Antônio Cícero despede-se da vida em carta aberta

O compositor, poeta, crítico literário, filósofo e imortal da ABL, que estava com Alzheimer, escreveu texto sobre a decisão de se submeter à eutanásia assistida na Suíça, nesta quarta-feira (23)

O poeta Antônio Cícero se despediu, em carta, da família e dos amigos, antes de se submeter a eutanásia assistida na Suíça, nesta quarta-feira (23/10), aos 79 anos. Eleito para a Academia Brasileira de Letras em 10 de agosto 2017, ocupava a cadeira 27, sucedendo Eduardo Portella.

Antônio Cícero vinha planejando o procedimento de eutanásia/suicídio assistido junto à Associação Dignitas, em Zurich, na Suíça, providenciando o envio dos documentos necessários. "Ele insistiu muito que ninguém soubesse", afirmou Marcelo Pies, marido de Cícero. "Também fez questão de ser cremado. Fomos a Paris por uns dias nos despedir da cidade que ele tanto admirava", concluiu.

Irmão da cantora Marina Lima, de quem foi parceiro musical, Antônio Cícero Correia Lima nasceu no Rio de Janeiro, em 6 de outubro de 1945. Compositor, poeta, crítico literário, filósofo e escritor brasileiro, passou a ser mais conhecido do público quando assinou a parceria das canções Fullgás (título de um dos discos de maior sucesso de Marina, em 1983), À francesa (com Cláudio Zoli) e Pra começar. Além de Marina, Antônio Cícero também fez parcerias com Waly Salomão, João Bosco, Orlando Morais, Adriana Calcanhotto e Lulu Santos (coautor, juntamente a Sérgio Souza, do hit O Último Romântico, de 1984).

Em 1995, Cicero publicou seu 1º livro, "O mundo desde o fim". No ano seguinte, lançou o livro de poemas "Guardar', vencedor do prêmio Nestlé de Literatura Brasileira. Também foi autor do livro de ensaios “Finalidades sem fim”, finalista do prêmio Jabuti. De 2007 a 2010, assinou uma coluna para o jornal Folha de S. Paulo, e, em 10 de agosto de 2017, foi eleito para assumir uma cadeira da ABL, sucedendo o crítico e professor Eduardo Portella.

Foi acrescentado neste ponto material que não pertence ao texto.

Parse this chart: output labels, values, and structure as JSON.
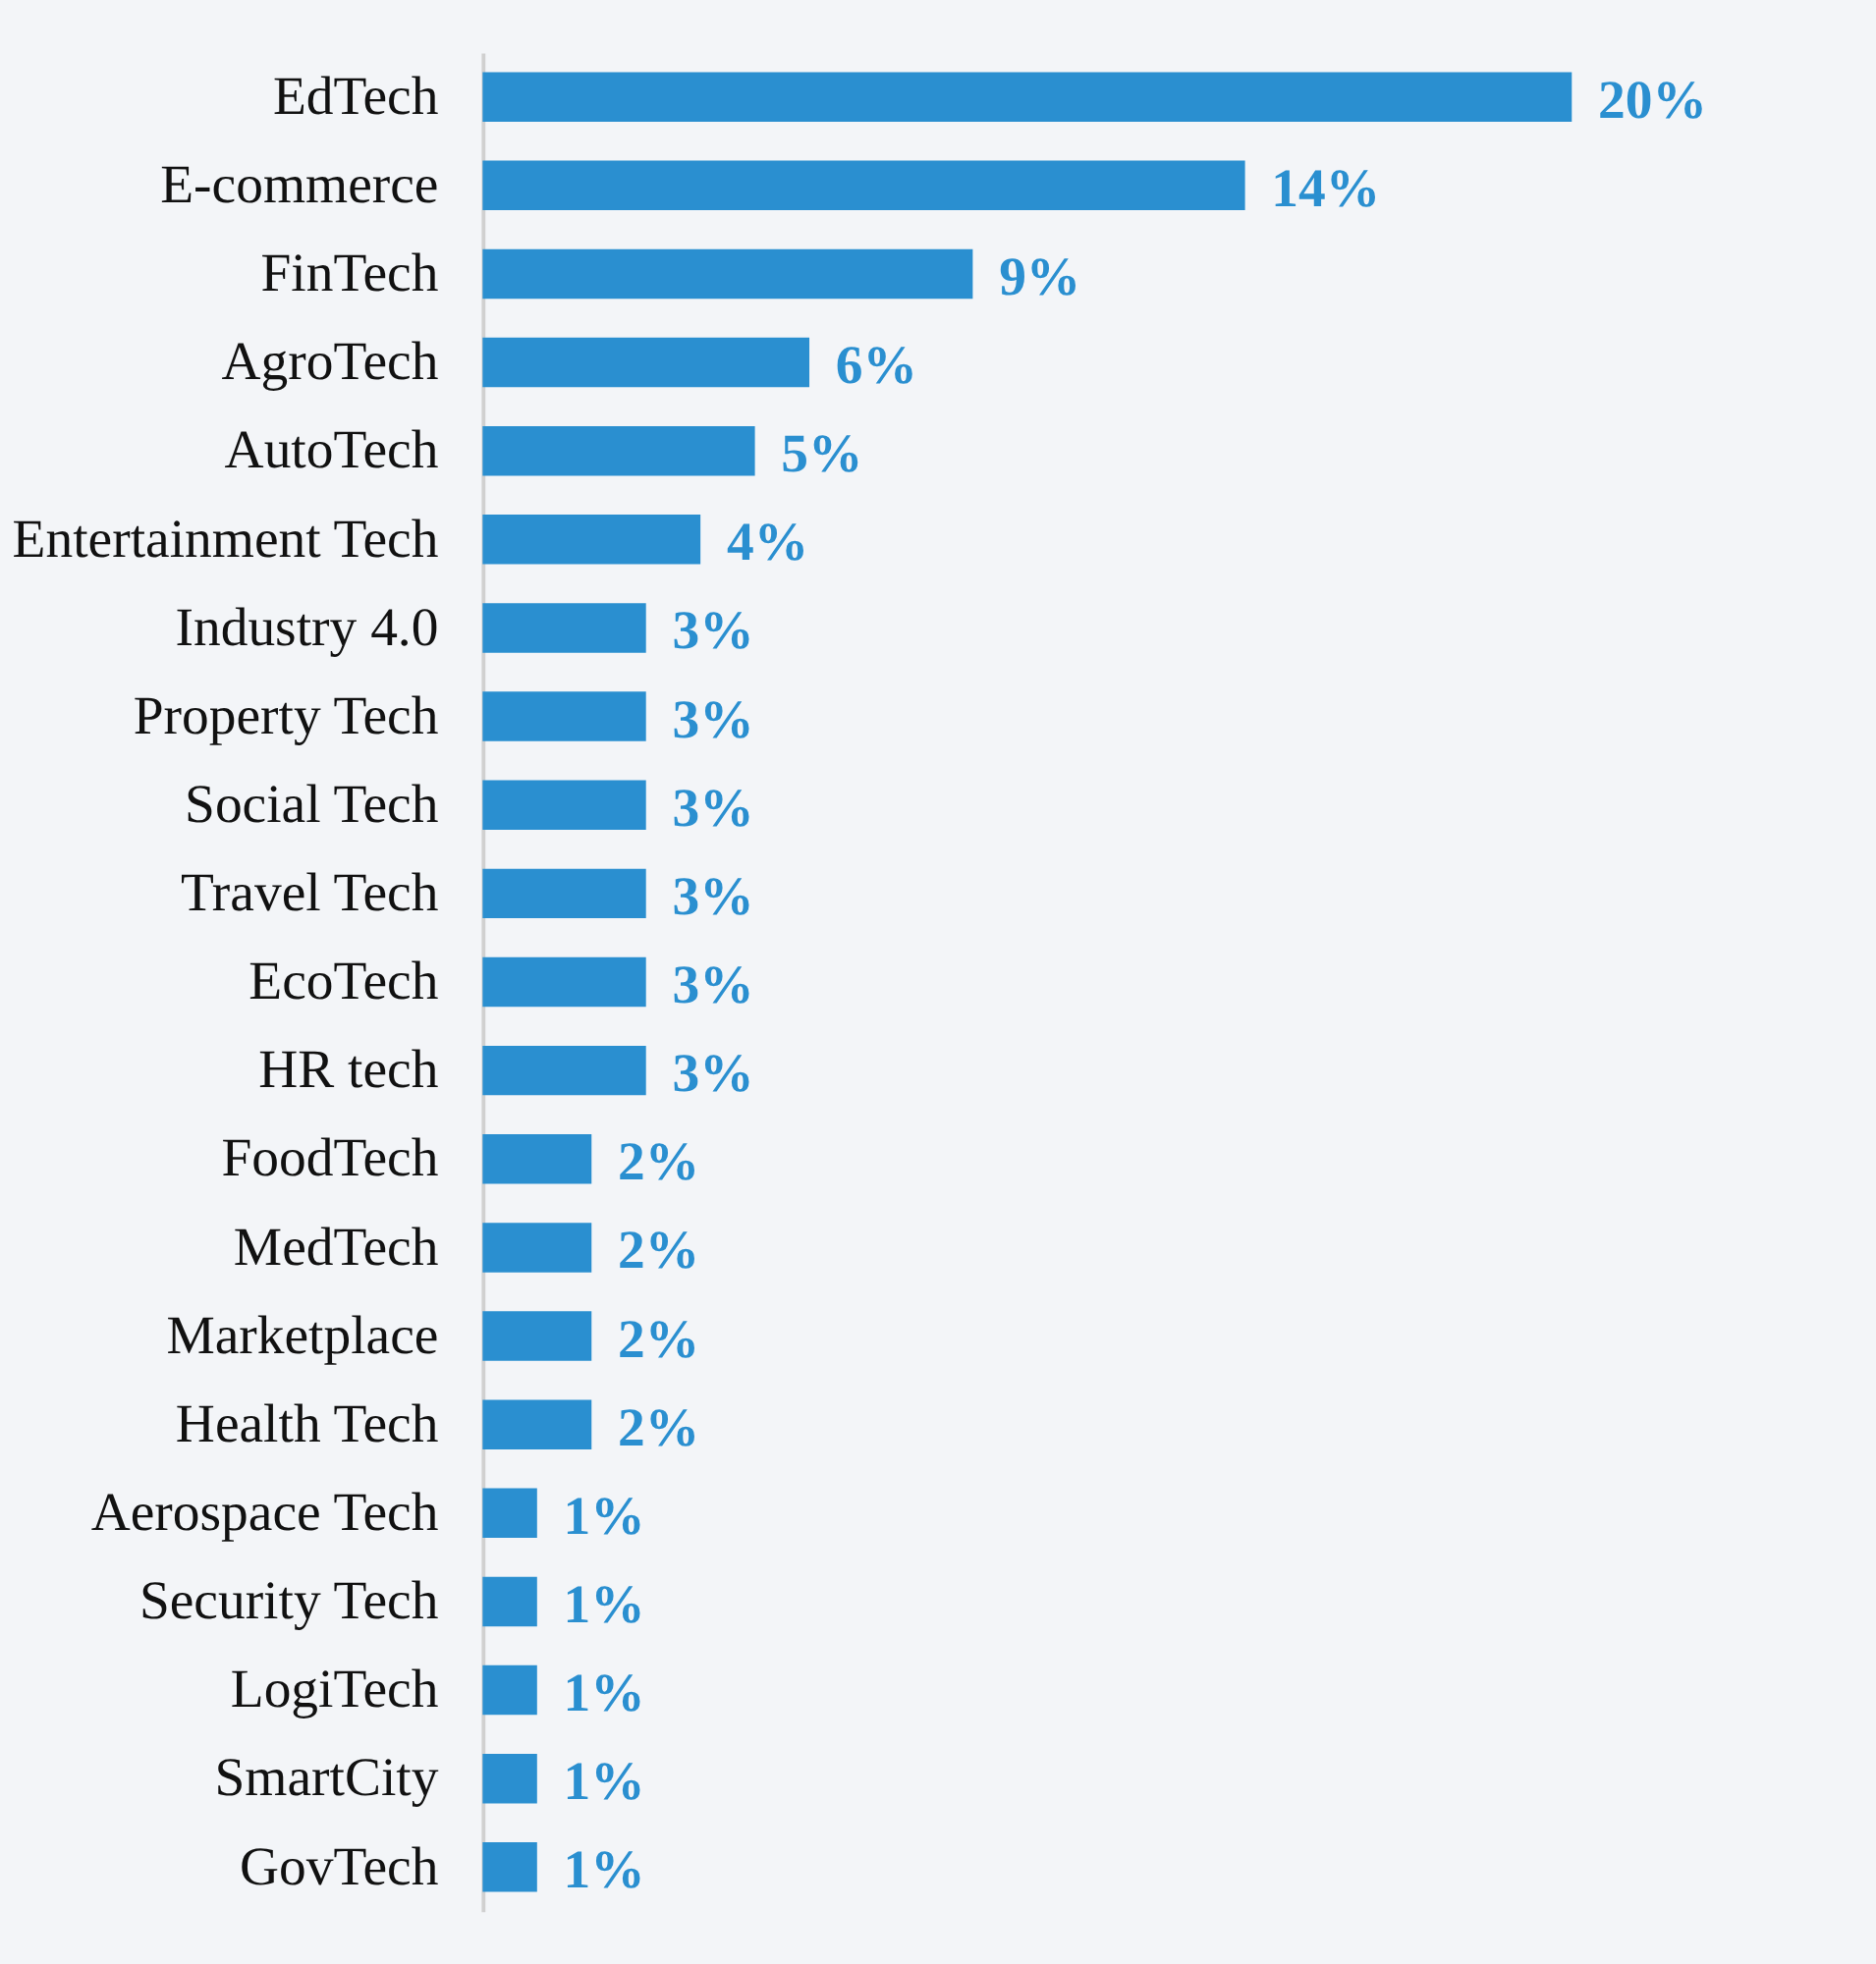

Eis a íntegra da carta deixada por Antônio Cícero:

"Queridos amigos,
Encontro-me na Suíça, prestes a praticar eutanásia.
O que ocorre é que minha vida se tornou insuportável. Estou sofrendo de
Alzheimer.
Assim, não me lembro sequer de algumas coisas que ocorreram não apenas
no passado remoto, mas mesmo de coisas que ocorreram ontem.
Exceto os amigos mais íntimos, como vocês, não mais reconheço muitas
pessoas que encontro na rua e com as quais já convivi.
Não consigo mais escrever bons poemas nem bons ensaios de filosofia.
Não consigo me concentrar nem mesmo para ler, que era a coisa de que eu
mais gostava no mundo.
Apesar de tudo isso, ainda estou lúcido bastante para reconhecer minha
terrível situação.
A convivência com vocês, meus amigos, era uma das coisas – senão a coisa
– mais importante da minha vida. Hoje, do jeito em que me encontro, fico
até com vergonha de reencontrá-los.
Pois bem, como sou ateu desde a adolescência, tenho consciência de que
quem decide se minha vida vale a pena ou não sou eu mesmo.
Espero ter vivido com dignidade e espero morrer com dignidade.
Eu os amo muito e lhes envio muitos beijos e abraços."